February 28, 2002
CPSC Warns That Smoke Alarms in About
16 Million Homes Do Not Work
Daylight Savings Time ends on Sunday, October 29, so most of the country
will gain an hour when we turn our clocks back. The U.S. Consumer Product
Safety Commission (CPSC) suggests consumers spend part of this extra time
testing to ensure that their smoke alarms work properly.
Fire is the second leading cause of unintentional death in the home. Each
year, nearly 3,200 people die in residential fires, and there are more than
390,000 residential fires serious enough to be reported to fire departments.
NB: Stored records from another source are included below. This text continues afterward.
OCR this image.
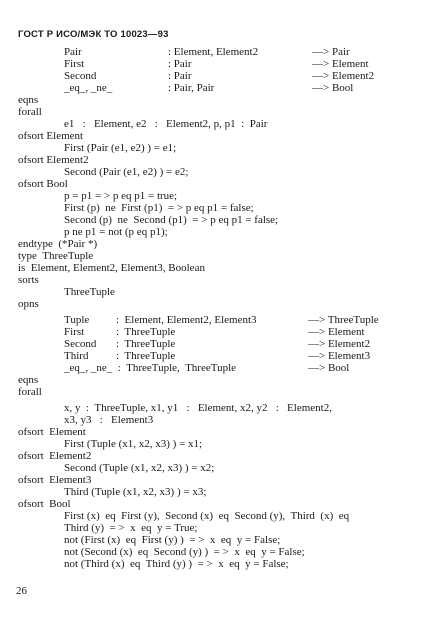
ГОСТ Р ИСО/МЭК ТО 10023—93
Pair	: Element, Element2	—> Pair
First	: Pair	—> Element
Second	: Pair	—> Element2
_eq_, _ne_	: Pair, Pair	—> Bool
eqns
forall
e1   :   Element, e2   :   Element2, p, p1  :  Pair
ofsort Element
First (Pair (e1, e2) ) = e1;
ofsort Element2
Second (Pair (e1, e2) ) = e2;
ofsort Bool
p = p1 = > p eq p1 = true;
First (p)  ne  First (p1)  = > p eq p1 = false;
Second (p)  ne  Second (p1)  = > p eq p1 = false;
p ne p1 = not (p eq p1);
endtype  (*Pair *)
type  ThreeTuple
is  Element, Element2, Element3, Boolean
sorts
ThreeTuple
opns
Tuple :  Element, Element2, Element3	—> ThreeTuple
First	:  ThreeTuple	—> Element
Second :  ThreeTuple	—> Element2
Third	:  ThreeTuple	—> Element3
_eq_, _ne_  :  ThreeTuple,  ThreeTuple	—> Bool
eqns
forall
x, y  :  ThreeTuple, x1, y1   :   Element, x2, y2   :   Element2,
x3, y3   :   Element3
ofsort  Element
First (Tuple (x1, x2, x3) ) = x1;
ofsort  Element2
Second (Tuple (x1, x2, x3) ) = x2;
ofsort  Element3
Third (Tuple (x1, x2, x3) ) = x3;
ofsort  Bool
First (x)  eq  First (y),  Second (x)  eq  Second (y),  Third  (x)  eq
Third (y)  = >  x  eq  y = True;
not (First (x)  eq  First (y) )  = >  x  eq  y = False;
not (Second (x)  eq  Second (y) )  = >  x  eq  y = False;
not (Third (x)  eq  Third (y) )  = >  x  eq  y = False;
26
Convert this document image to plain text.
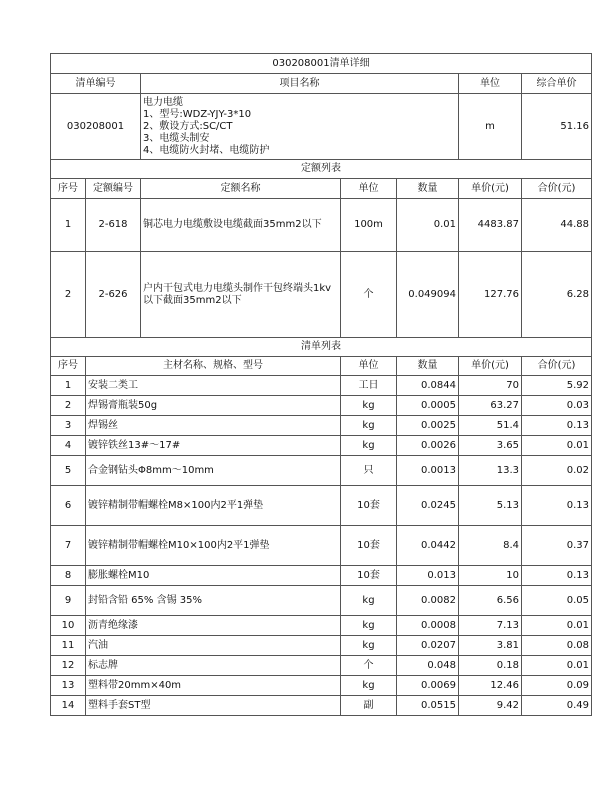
030208001清单详细						
清单编号		项目名称			单位	综合单价
030208001		电力电缆
1、型号:WDZ-YJY-3*10
2、敷设方式:SC/CT
3、电缆头制安
4、电缆防火封堵、电缆防护			m	51.16
定额列表						
序号	定额编号	定额名称	单位	数量	单价(元)	合价(元)
1	2-618	铜芯电力电缆敷设电缆截面35mm2以下	100m	0.01	4483.87	44.88
2	2-626	户内干包式电力电缆头制作干包终端头1kv以下截面35mm2以下	个	0.049094	127.76	6.28
清单列表						
序号	主材名称、规格、型号		单位	数量	单价(元)	合价(元)
1	安装二类工		工日	0.0844	70	5.92
2	焊锡膏瓶装50g		kg	0.0005	63.27	0.03
3	焊锡丝		kg	0.0025	51.4	0.13
4	镀锌铁丝13#～17#		kg	0.0026	3.65	0.01
5	合金钢钻头Φ8mm～10mm		只	0.0013	13.3	0.02
6	镀锌精制带帽螺栓M8×100内2平1弹垫		10套	0.0245	5.13	0.13
7	镀锌精制带帽螺栓M10×100内2平1弹垫		10套	0.0442	8.4	0.37
8	膨胀螺栓M10		10套	0.013	10	0.13
9	封铅含铅 65% 含锡 35%		kg	0.0082	6.56	0.05
10	沥青绝缘漆		kg	0.0008	7.13	0.01
11	汽油		kg	0.0207	3.81	0.08
12	标志牌		个	0.048	0.18	0.01
13	塑料带20mm×40m		kg	0.0069	12.46	0.09
14	塑料手套ST型		副	0.0515	9.42	0.49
About 90 percent of U.S. households have smoke alarms installed. However, a
CPSC survey found that the smoke alarms in 20 percent of those households --
about 16 million -- were not working, mostly because the battery was dead or
"Smoke alarms can save lives, but they won't work if they are not
maintained," said CPSC Chairman Ann Brown. "They should be tested monthly,
and the batteries should be replaced at least once a year or when they make
a 'chirping' sound."
Long-life smoke alarms with 10-year batteries have been available to
consumers since 1995. These long-life alarms also should be tested monthly.
CPSC recommends consumers place a smoke alarm that meets the requirements of
Underwriters Laboratories' (UL) standard on each level of multi-story homes
outside sleeping areas, and inside bedrooms. CPSC has worked to strengthen
smoke alarm performance and installation requirements.